Wildflower Wednesday: Serviceberries

When thinking about "wildflowers", we should not forget the trees and shrubs.  They often offer not only flowers, but food and shelter for insects and birds alike and interest across many seasons.

In my garden, I've planted several serviceberries, Amelanchier sp., which are members of the Roseceae family.

The white blooms in early spring are not as showy as those of their relative the apple tree, but are pretty and delicate.  Plus they don't stink like the blooms on those ghastly Callery pear trees that everyone insists on planting.

By late spring the serviceberries are covered with fruit.

These tiny red "berries" are edible but it would take a lot of them to make any sort of substantial dessert or jelly.  I leave them for the birds to enjoy.  And they enjoy them quickly. As soon as the fruit ripens, birds swoop in and gobble them up.

Throughout the summer, the foliage remains "clean and green", turning a lovely maroon color in the fall.
When a plant can provide three seasons of interest and attract and feed birds, what's not to like?

Well, you might not like that serviceberries are often grown as multi-trunk trees. If you choose to plant one with a single trunk,  be prepared to cut off suckers as they form around the base of the trunk and don't expect it to tower like an oak tree.  You also might not like that if you plant a serviceberry near a sidewalk or driveway, some of the fruit may drop to the ground and make a little bit of a mess.  But neither is that big of a problem. Don't let them stop you from planting this in your garden.  The birds will thank you for doing so.

My name is Carol and I endorse serviceberries for Wildflower Wednesday, hosted by Gail at Clay and Limestone on the fourth Wednesday of the month.



11 comments:

Lea said...

Interesting, informative, beautiful!
Have a wonderful day!
Lea
Lea's Menagerie

Deanne Fortnam said...

They are so lovely. I need to make room in my garden for one of these beauties.

Gail said...

I love this tree and soon it will be a brilliant mix of oranges next to the purple chairs in my garden! I've never gotten to taste the berries, but, I agree completely with leaving them for the birds.

Karin / Southern Meadows said...

I put one of these in my garden this year. I will have to wait until spring to see the wonderful blooms and looking forward to its fall color!

Heidi/WoodlandGarden said...

I don't think our woods has any serviceberries, but a tree or 2 is on my "Wanted Plants" list. I have just the spot, too, where I can enjoy watching the birds enjoy the berries. :-)

Fairegarden said...

Thanks for this endorsement, Carol. I do not grow serviceberry, but might need to consider it.

Jason said...

I have several serviceberries but they are all the cultivar 'autumn brilliance'. i would like to plant more species. 'Autumn Brilliance' is very nice, excellent fall color as the name suggests, but I have found it to have powdery mildew at times.

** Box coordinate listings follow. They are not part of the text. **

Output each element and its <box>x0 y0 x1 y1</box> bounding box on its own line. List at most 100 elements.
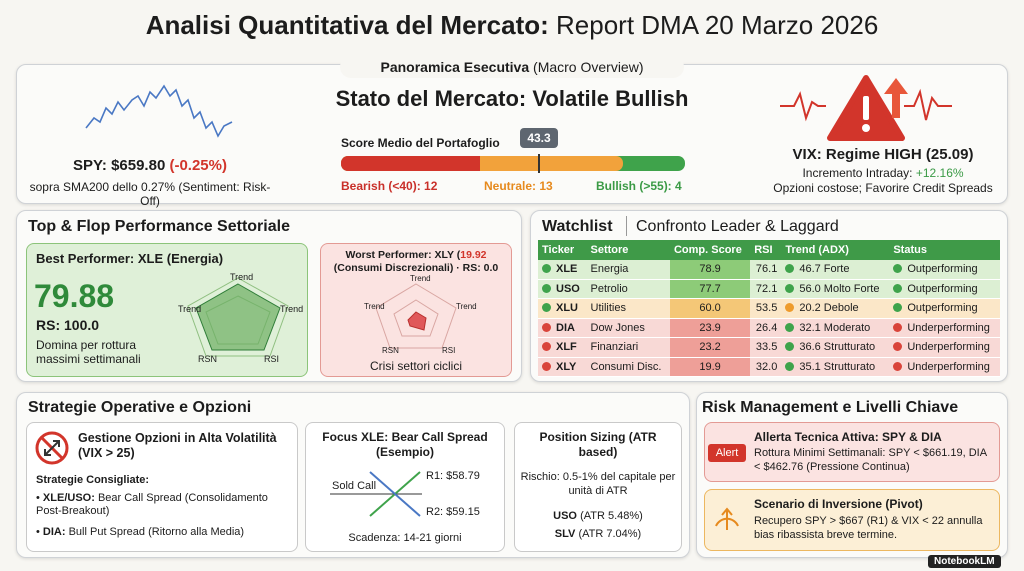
sizing-card <box>514 422 682 552</box>
radar-axis: Trend <box>178 304 202 314</box>
vix-icon <box>780 75 952 141</box>
radar-axis: Trend <box>364 302 385 311</box>
options-title: Gestione Opzioni in Alta Volatilità (VIX… <box>78 431 277 460</box>
column-header: Trend (ADX) <box>785 243 849 256</box>
watchlist-row: XLY Consumi Disc. 19.9 32.0 35.1 Strutturato… <box>538 357 1000 377</box>
title-rest: Report DMA 20 Marzo 2026 <box>556 10 879 40</box>
worst-score: 19.92 <box>460 249 487 261</box>
trend: 20.2 Debole <box>781 299 889 319</box>
trend-dot <box>785 322 795 332</box>
spy-change: (-0.25%) <box>169 157 227 174</box>
status-icon <box>542 361 551 371</box>
watchlist-title: Watchlist <box>542 218 613 235</box>
vix-note: Opzioni costose; Favorire Credit Spreads <box>773 181 993 195</box>
worst-card <box>320 243 512 377</box>
status-text: Underperforming <box>907 360 990 373</box>
watchlist-row: XLF Finanziari 23.2 33.5 36.6 Strutturato Und… <box>538 337 1000 358</box>
trend-text: 20.2 Debole <box>799 302 859 315</box>
status-dot <box>893 303 903 313</box>
brand: NotebookLM <box>928 555 1001 568</box>
item-bold: SLV <box>554 528 576 540</box>
status-text: Underperforming <box>907 321 990 334</box>
trend-dot <box>785 342 795 352</box>
best-note: Domina per rottura massimi settimanali <box>36 338 141 366</box>
trend: 46.7 Forte <box>781 260 889 280</box>
pivot-title: Scenario di Inversione (Pivot) <box>754 497 923 511</box>
worst-radar <box>375 283 457 349</box>
rsi: 26.4 <box>755 321 778 334</box>
status-text: Outperforming <box>907 263 978 275</box>
watchlist-row: DIA Dow Jones 23.9 26.4 32.1 Moderato Underpe… <box>538 318 1000 338</box>
r1: R1: $58.79 <box>426 470 480 482</box>
focus-card <box>305 422 505 552</box>
rsi: 53.5 <box>755 302 778 315</box>
trend: 56.0 Molto Forte <box>781 279 889 299</box>
status-icon <box>542 322 551 332</box>
column-header: Ticker <box>542 243 575 256</box>
watchlist-panel <box>530 210 1008 382</box>
trend-dot <box>785 303 795 313</box>
watchlist-subtitle: Confronto Leader & Laggard <box>636 218 839 235</box>
trend: 35.1 Strutturato <box>781 357 889 377</box>
status: Underperforming <box>889 357 1000 377</box>
item-bold: XLE/USO: <box>42 492 95 504</box>
status: Underperforming <box>889 338 1000 358</box>
item-text: (ATR 7.04%) <box>578 528 642 540</box>
sector: Energia <box>590 263 629 275</box>
status-icon <box>542 303 551 313</box>
score: 23.9 <box>669 318 751 338</box>
score-value: 43.3 <box>520 128 558 148</box>
worst-title: Worst Performer: XLY (19.92 (Consumi Dis… <box>322 249 510 275</box>
status-text: Outperforming <box>907 302 978 315</box>
pivot-card <box>704 489 1000 551</box>
watchlist-row: USO Petrolio 77.7 72.1 56.0 Molto Forte Outpe… <box>538 279 1000 299</box>
status: Outperforming <box>889 260 1000 280</box>
score: 19.9 <box>669 357 751 377</box>
pivot-text: Recupero SPY > $667 (R1) & VIX < 22 annu… <box>754 515 983 541</box>
ticker: XLF <box>538 338 587 358</box>
status: Underperforming <box>889 318 1000 338</box>
ticker-text: XLE <box>556 263 578 275</box>
spy-note: sopra SMA200 dello 0.27% (Sentiment: Ris… <box>29 180 271 208</box>
status-dot <box>893 283 903 293</box>
rsi: 33.5 <box>755 341 778 354</box>
trend-text: 35.1 Strutturato <box>799 360 876 373</box>
ticker-text: XLU <box>556 302 578 315</box>
sold-call: Sold Call <box>332 480 377 492</box>
alert-text: Rottura Minimi Settimanali: SPY < $661.1… <box>754 447 987 473</box>
ticker: XLU <box>538 299 587 319</box>
options-subtitle: Strategie Consigliate: <box>36 474 150 486</box>
increment-label: Incremento Intraday: <box>802 166 913 180</box>
sector: Consumi Disc. <box>590 360 662 373</box>
item-bold: USO <box>553 510 577 522</box>
sectors-title: Top & Flop Performance Settoriale <box>28 218 290 235</box>
status-text: Underperforming <box>907 341 990 354</box>
header-row: Ticker Settore Comp. Score RSI Trend (ADX) St… <box>538 240 1000 260</box>
vix-increment: Incremento Intraday: +12.16% <box>760 166 1006 180</box>
sector: Dow Jones <box>590 321 645 334</box>
trend-text: 46.7 Forte <box>799 263 850 275</box>
ticker: USO <box>538 279 587 299</box>
best-score: 79.88 <box>34 278 115 314</box>
increment-value: +12.16% <box>915 166 964 180</box>
status-icon <box>542 264 551 273</box>
best-radar <box>187 277 289 357</box>
radar-axis: Trend <box>456 302 477 311</box>
strategies-title: Strategie Operative e Opzioni <box>28 399 252 416</box>
best-title: Best Performer: XLE (Energia) <box>36 251 224 266</box>
sizing-title: Position Sizing (ATR based) <box>539 430 657 459</box>
alert-badge: Alert <box>708 444 746 462</box>
rsi: 72.1 <box>755 282 778 295</box>
item-text: (ATR 5.48%) <box>580 510 643 522</box>
no-icon <box>35 431 69 465</box>
item-text: Bull Put Spread (Ritorno alla Media) <box>68 526 245 538</box>
worst-note: Crisi settori ciclici <box>369 359 462 373</box>
sector: Petrolio <box>590 282 628 295</box>
item-bold: DIA: <box>42 526 66 538</box>
spy: SPY: $659.80 (-0.25%) <box>20 157 280 174</box>
status-icon <box>542 342 551 352</box>
r2: R2: $59.15 <box>426 506 480 518</box>
score: 77.7 <box>669 279 751 299</box>
rsi: 76.1 <box>755 263 778 275</box>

Pat @ Woodlouse House said...

A lovely tree - good to look at and great for the birds. Good post.

Helen said...

And to add to their positive attributes, as understory trees, serviceberries will grow in shade and aren't terribly fussy about culture. They take their name seriously!

Karen said...

Serviceberries are very yummy. I bought some jam earlier this year from Canada, where serviceberries are grown commercially. The jam didn't last very long. Of course, it was from cultivars specifically bred for fruit, not the wild variety.

Andrea said...

It's not only the flowers and berries that are beautiful, the leaves as well. How do you call the wild plums, are they serviceberries too?